Preparing for the end of food?
By Eve Savory, Canadian Broadcasting Corporation News
The small group of would-be food gardeners (seven people, one Muscovy duckling tucked into a fleece) had gathered in a corner of the Dunbar Community Centre in Vancouver. As we discussed how to plant a potato, the edibility of an arugula flower and how to avoid tomato blight, one of the women warned us there was a local seed shortage.
"You see," said another, referring to the daily headlines about food shortages, price increases, and riots. "We're all getting ready."
Perhaps some of us are. This spring, certain seeds were simply unavailable in British Columbia.
"I am exhausted from trying to keep up with it every day" said Dan Jason of Salt Spring Seeds. "I'm getting a million e-mails, a million letters, and a million calls about how to start a garden and what crops to use, and it's just totally over the top."
At West Coast Seeds, orders were up 30 per cent this spring over last year. The small organic seed company was so unprepared for the sudden onrush of demand that the staff was close to tears.
"All of a sudden it just got out of hand, and where do you find more of everything at that point and how long will it last?" said owner Jeannette McCall.
From Idaho beans to lettuce, the company was short some 30 seed varieties, disappointing customers across the province.
'Everyone has to be asking themselves, what am I going to do, not if the system breaks down, but when.'— Paul Roberts
"People are aware now, from the news, thinking, well yeah, I've got my backyard and got my balcony," said McCall. "I can try to grow something."
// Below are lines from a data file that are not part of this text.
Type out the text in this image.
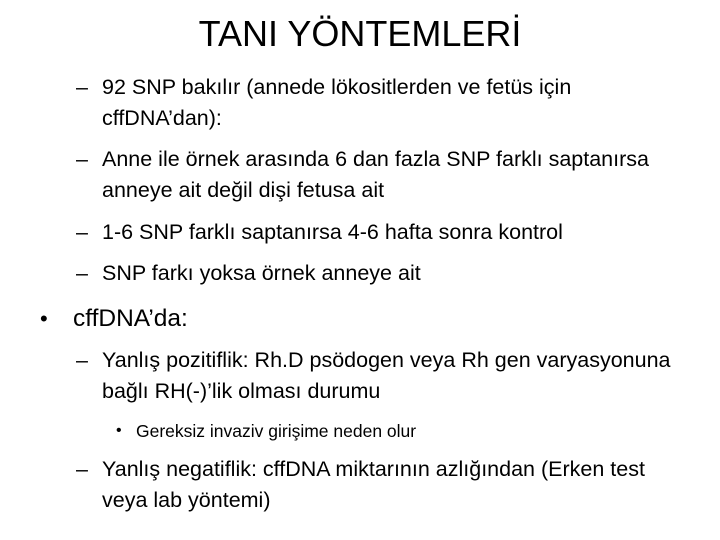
TANI YÖNTEMLERİ

– 92 SNP bakılır (annede lökositlerden ve fetüs için cffDNA’dan):

– Anne ile örnek arasında 6 dan fazla SNP farklı saptanırsa anneye ait değil dişi fetusa ait

– 1-6 SNP farklı saptanırsa 4-6 hafta sonra kontrol

– SNP farkı yoksa örnek anneye ait

• cffDNA’da:

– Yanlış pozitiflik: Rh.D psödogen veya Rh gen varyasyonuna bağlı RH(-)’lik olması durumu

• Gereksiz invaziv girişime neden olur

– Yanlış negatiflik: cffDNA miktarının azlığından (Erken test veya lab yöntemi)
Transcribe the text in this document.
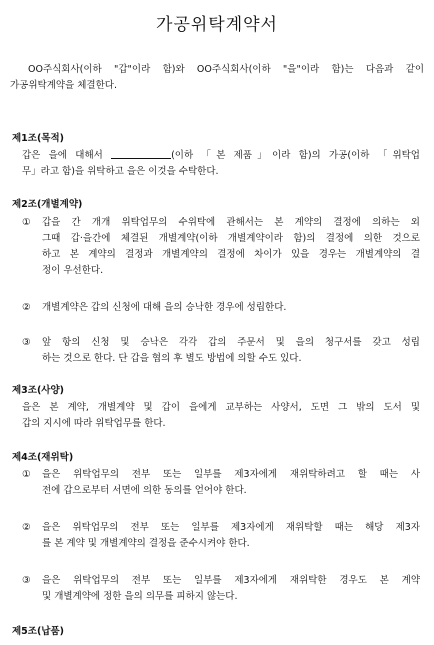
가공위탁계약서
OO주식회사(이하 "갑"이라 함)와 OO주식회사(이하 "을"이라 함)는 다음과 같이
가공위탁계약을 체결한다.
제1조(목적)
갑은 을에 대해서	(이하 「본 제품」이라 함)의 가공(이하 「위탁업
무」라고 함)을 위탁하고 을은 이것을 수탁한다.
제2조(개별계약)
①	갑을 간 개개 위탁업무의 수위탁에 관해서는 본 계약의 결정에 의하는 외
그때 갑·을간에 체결된 개별계약(이하 개별계약이라 함)의 결정에 의한 것으로
하고 본 계약의 결정과 개별계약의 결정에 차이가 있을 경우는 개별계약의 결
정이 우선한다.
②	개별계약은 갑의 신청에 대해 을의 승낙한 경우에 성립한다.
③	앞 항의 신청 및 승낙은 각각 갑의 주문서 및 을의 청구서를 갖고 성립
하는 것으로 한다. 단 갑을 협의 후 별도 방법에 의할 수도 있다.
제3조(사양)
을은 본 계약, 개별계약 및 갑이 을에게 교부하는 사양서, 도면 그 밖의 도서 및
갑의 지시에 따라 위탁업무를 한다.
제4조(재위탁)
①	을은 위탁업무의 전부 또는 일부를 제3자에게 재위탁하려고 할 때는 사
전에 갑으로부터 서면에 의한 동의를 얻어야 한다.
②	을은 위탁업무의 전부 또는 일부를 제3자에게 재위탁할 때는 해당 제3자
를 본 계약 및 개별계약의 결정을 준수시켜야 한다.
③	을은 위탁업무의 전부 또는 일부를 제3자에게 재위탁한 경우도 본 계약
및 개별계약에 정한 을의 의무를 피하지 않는다.
제5조(납품)
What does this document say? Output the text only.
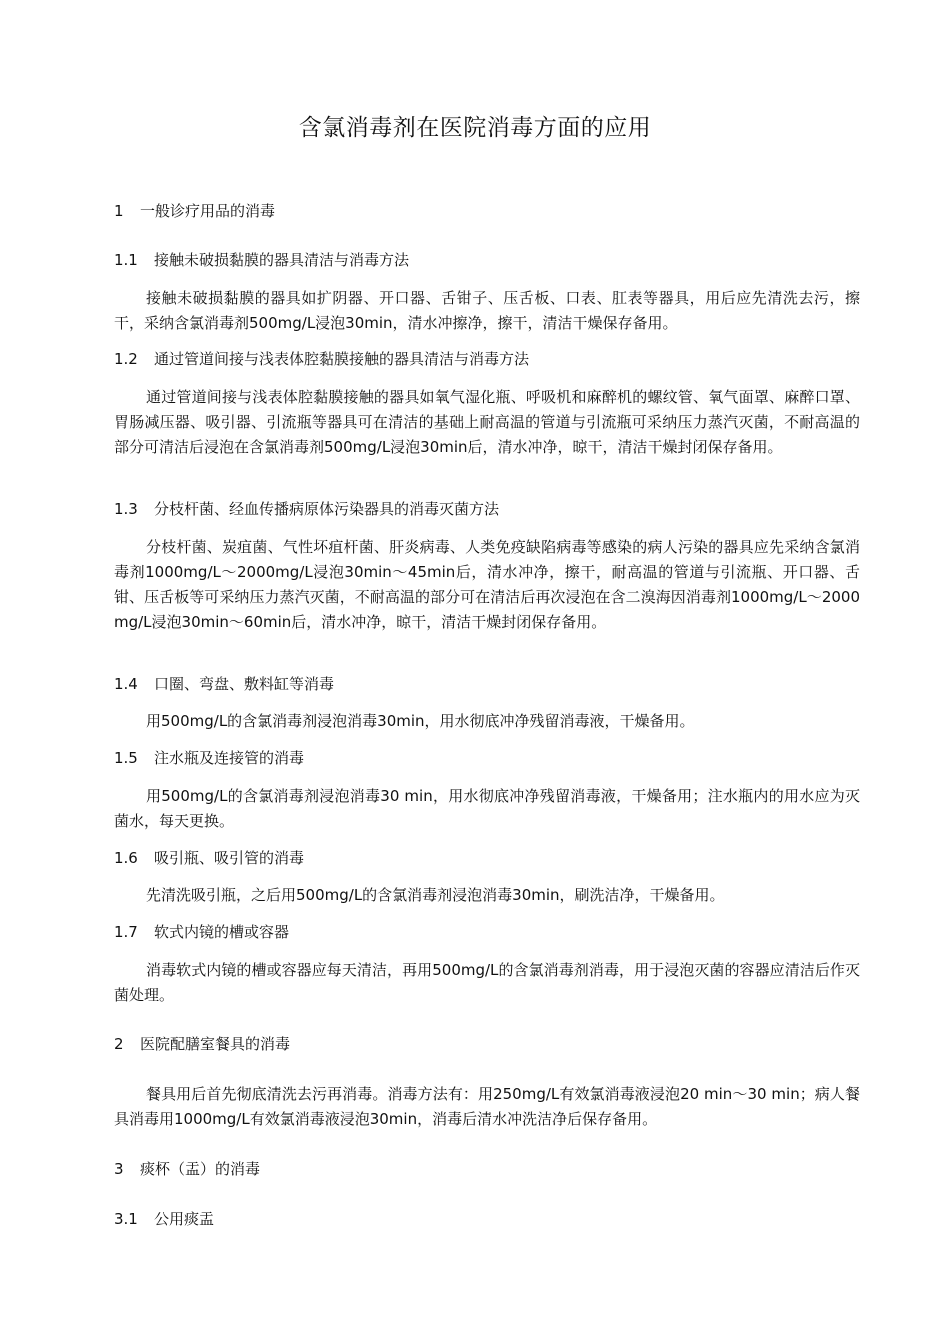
含氯消毒剂在医院消毒方面的应用
1 一般诊疗用品的消毒
1.1 接触未破损黏膜的器具清洁与消毒方法
接触未破损黏膜的器具如扩阴器、开口器、舌钳子、压舌板、口表、肛表等器具，用后应先清洗去污，擦干，采纳含氯消毒剂500mg/L浸泡30min，清水冲擦净，擦干，清洁干燥保存备用。
1.2 通过管道间接与浅表体腔黏膜接触的器具清洁与消毒方法
通过管道间接与浅表体腔黏膜接触的器具如氧气湿化瓶、呼吸机和麻醉机的螺纹管、氧气面罩、麻醉口罩、胃肠减压器、吸引器、引流瓶等器具可在清洁的基础上耐高温的管道与引流瓶可采纳压力蒸汽灭菌，不耐高温的部分可清洁后浸泡在含氯消毒剂500mg/L浸泡30min后，清水冲净，晾干，清洁干燥封闭保存备用。
1.3 分枝杆菌、经血传播病原体污染器具的消毒灭菌方法
分枝杆菌、炭疽菌、气性坏疽杆菌、肝炎病毒、人类免疫缺陷病毒等感染的病人污染的器具应先采纳含氯消毒剂1000mg/L～2000mg/L浸泡30min～45min后，清水冲净，擦干，耐高温的管道与引流瓶、开口器、舌钳、压舌板等可采纳压力蒸汽灭菌，不耐高温的部分可在清洁后再次浸泡在含二溴海因消毒剂1000mg/L～2000mg/L浸泡30min～60min后，清水冲净，晾干，清洁干燥封闭保存备用。
1.4 口圈、弯盘、敷料缸等消毒
用500mg/L的含氯消毒剂浸泡消毒30min，用水彻底冲净残留消毒液，干燥备用。
1.5 注水瓶及连接管的消毒
用500mg/L的含氯消毒剂浸泡消毒30 min，用水彻底冲净残留消毒液，干燥备用；注水瓶内的用水应为灭菌水，每天更换。
1.6 吸引瓶、吸引管的消毒
先清洗吸引瓶，之后用500mg/L的含氯消毒剂浸泡消毒30min，刷洗洁净，干燥备用。
1.7 软式内镜的槽或容器
消毒软式内镜的槽或容器应每天清洁，再用500mg/L的含氯消毒剂消毒，用于浸泡灭菌的容器应清洁后作灭菌处理。
2 医院配膳室餐具的消毒
餐具用后首先彻底清洗去污再消毒。消毒方法有：用250mg/L有效氯消毒液浸泡20 min～30 min；病人餐具消毒用1000mg/L有效氯消毒液浸泡30min，消毒后清水冲洗洁净后保存备用。
3 痰杯（盂）的消毒
3.1 公用痰盂
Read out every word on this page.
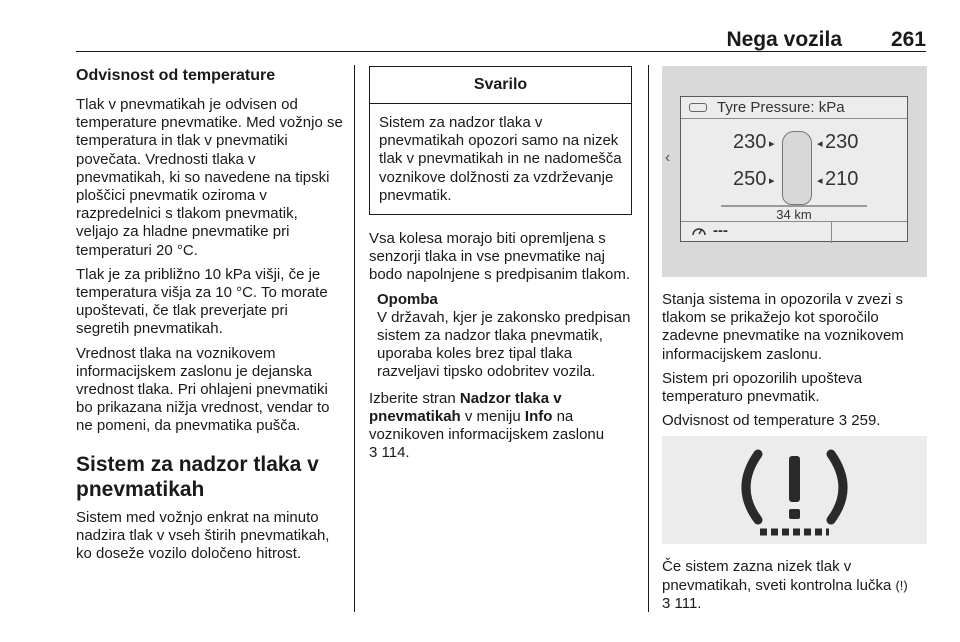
Nega vozila 261
Odvisnost od temperature

Tlak v pnevmatikah je odvisen od temperature pnevmatike. Med vožnjo se temperatura in tlak v pnevmatiki povečata. Vrednosti tlaka v pnevmatikah, ki so navedene na tipski ploščici pnevmatik oziroma v razpredelnici s tlakom pnevmatik, veljajo za hladne pnevmatike pri temperaturi 20 °C.

Tlak je za približno 10 kPa višji, če je temperatura višja za 10 °C. To morate upoštevati, če tlak preverjate pri segretih pnevmatikah.

Vrednost tlaka na voznikovem informacijskem zaslonu je dejanska vrednost tlaka. Pri ohlajeni pnevmatiki bo prikazana nižja vrednost, vendar to ne pomeni, da pnevmatika pušča.

Sistem za nadzor tlaka v pnevmatikah

Sistem med vožnjo enkrat na minuto nadzira tlak v vseh štirih pnevmatikah, ko doseže vozilo določeno hitrost.

Svarilo
Sistem za nadzor tlaka v pnevmatikah opozori samo na nizek tlak v pnevmatikah in ne nadomešča voznikove dolžnosti za vzdrževanje pnevmatik.

Vsa kolesa morajo biti opremljena s senzorji tlaka in vse pnevmatike naj bodo napolnjene s predpisanim tlakom.

Opomba
V državah, kjer je zakonsko predpisan sistem za nadzor tlaka pnevmatik, uporaba koles brez tipal tlaka razveljavi tipsko odobritev vozila.

Izberite stran Nadzor tlaka v pnevmatikah v meniju Info na voznikoven informacijskem zaslonu
3 114.

‹
Tyre Pressure: kPa
230 ▸	◂ 230
250 ▸	◂ 210
34 km
---

Stanja sistema in opozorila v zvezi s tlakom se prikažejo kot sporočilo zadevne pnevmatike na voznikovem informacijskem zaslonu.

Sistem pri opozorilih upošteva temperaturo pnevmatik.

Odvisnost od temperature 3 259.

Če sistem zazna nizek tlak v pnevmatikah, sveti kontrolna lučka (!)
3 111.
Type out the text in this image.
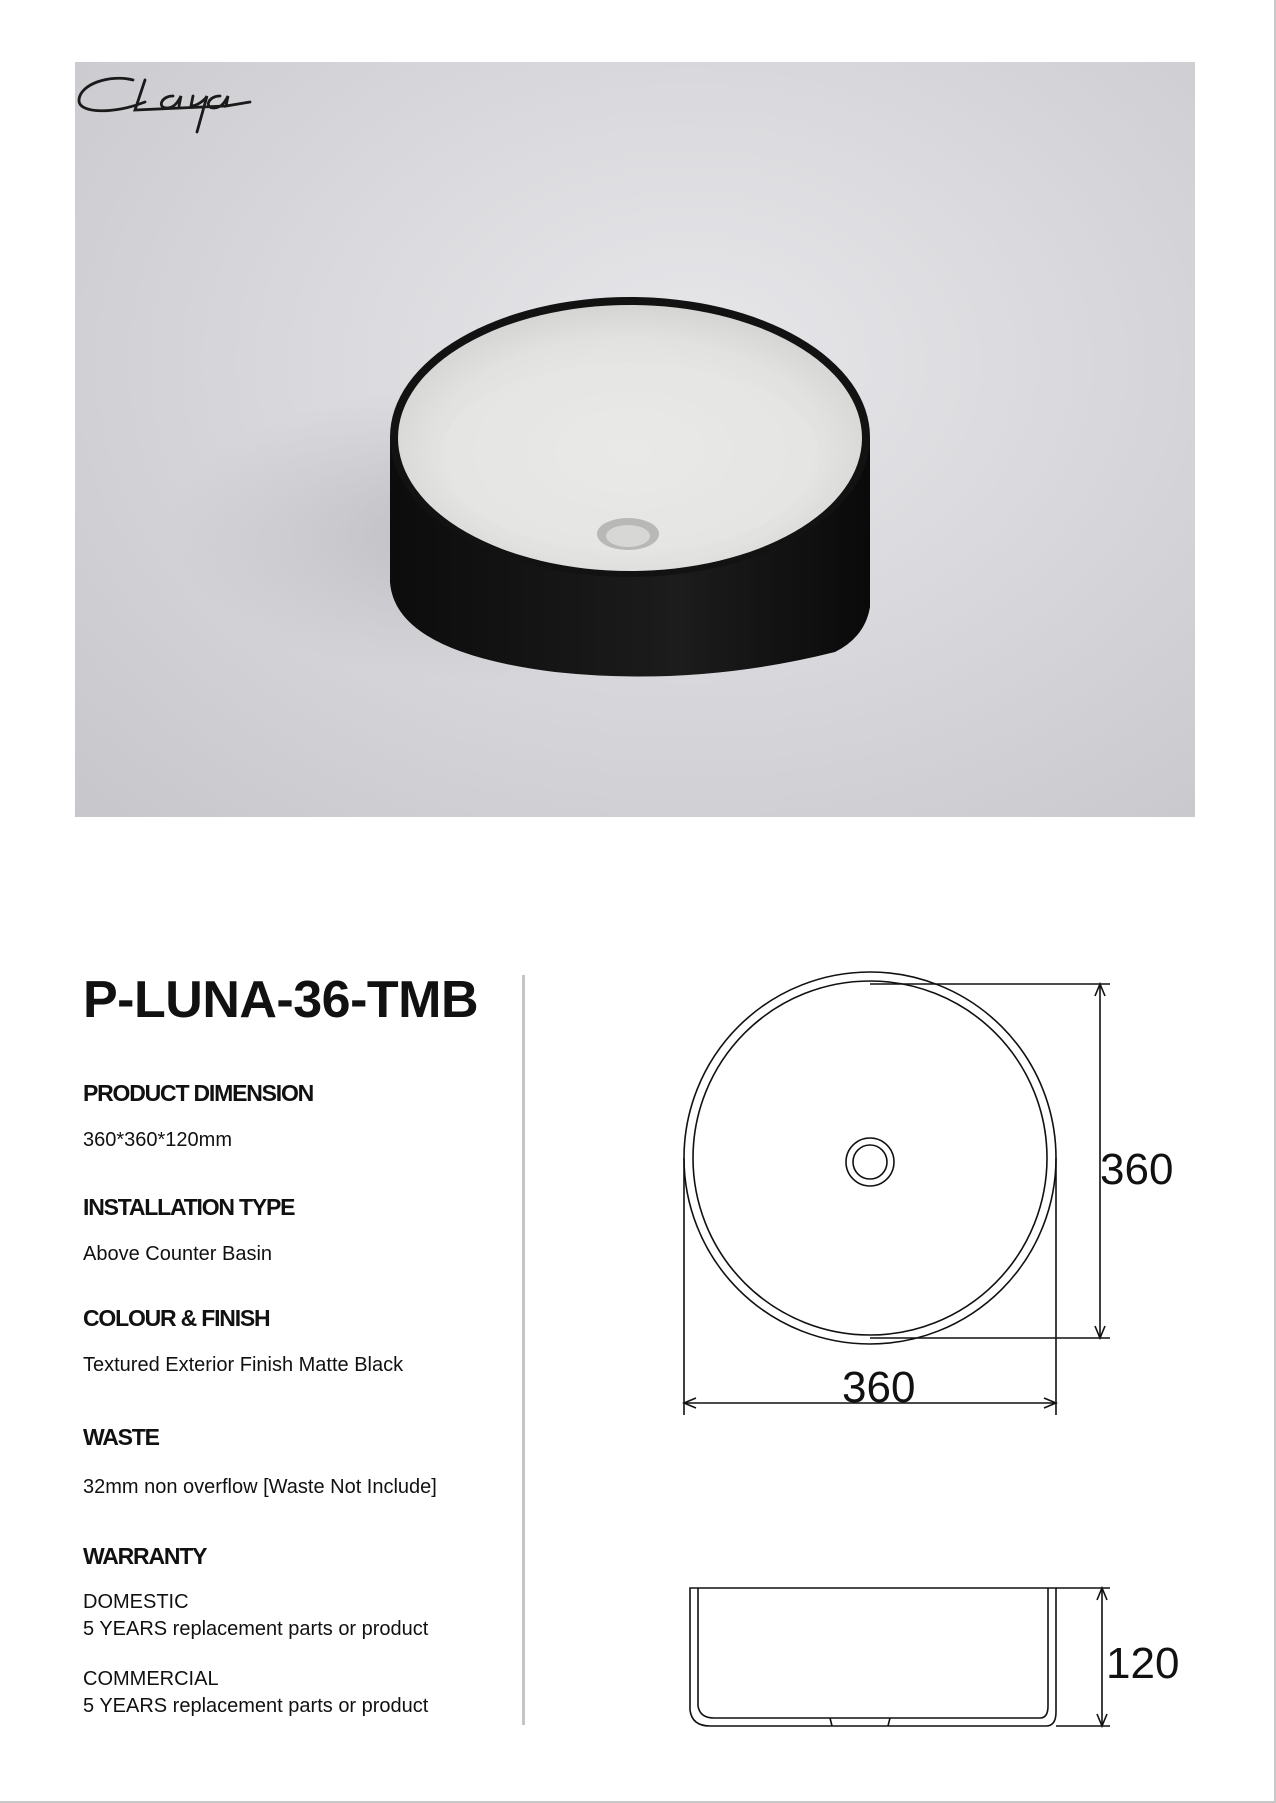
P-LUNA-36-TMB
PRODUCT DIMENSION

360*360*120mm

INSTALLATION TYPE

Above Counter Basin

COLOUR & FINISH

Textured Exterior Finish Matte Black

WASTE

32mm non overflow [Waste Not Include]

WARRANTY

DOMESTIC

5 YEARS replacement parts or product

COMMERCIAL

5 YEARS replacement parts or product

360
360
120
For Paul Roberts, the author of the forthcoming The End of Food (Thomas Allen Publishing), people like McCall's customers offer one of the few reasons to hope some in the world can avoid a food calamity. Or calamities.
"Everyone has to be asking themselves, what am I going to do, not if the system breaks down, but when," Roberts said in an interview. "We should at least begin by asking, how confident do I feel in the system."
Roberts, who authored The End of Oil, the 2005 bestseller that foretold the end of cheap, accessible oil, has done something even more alarming with food.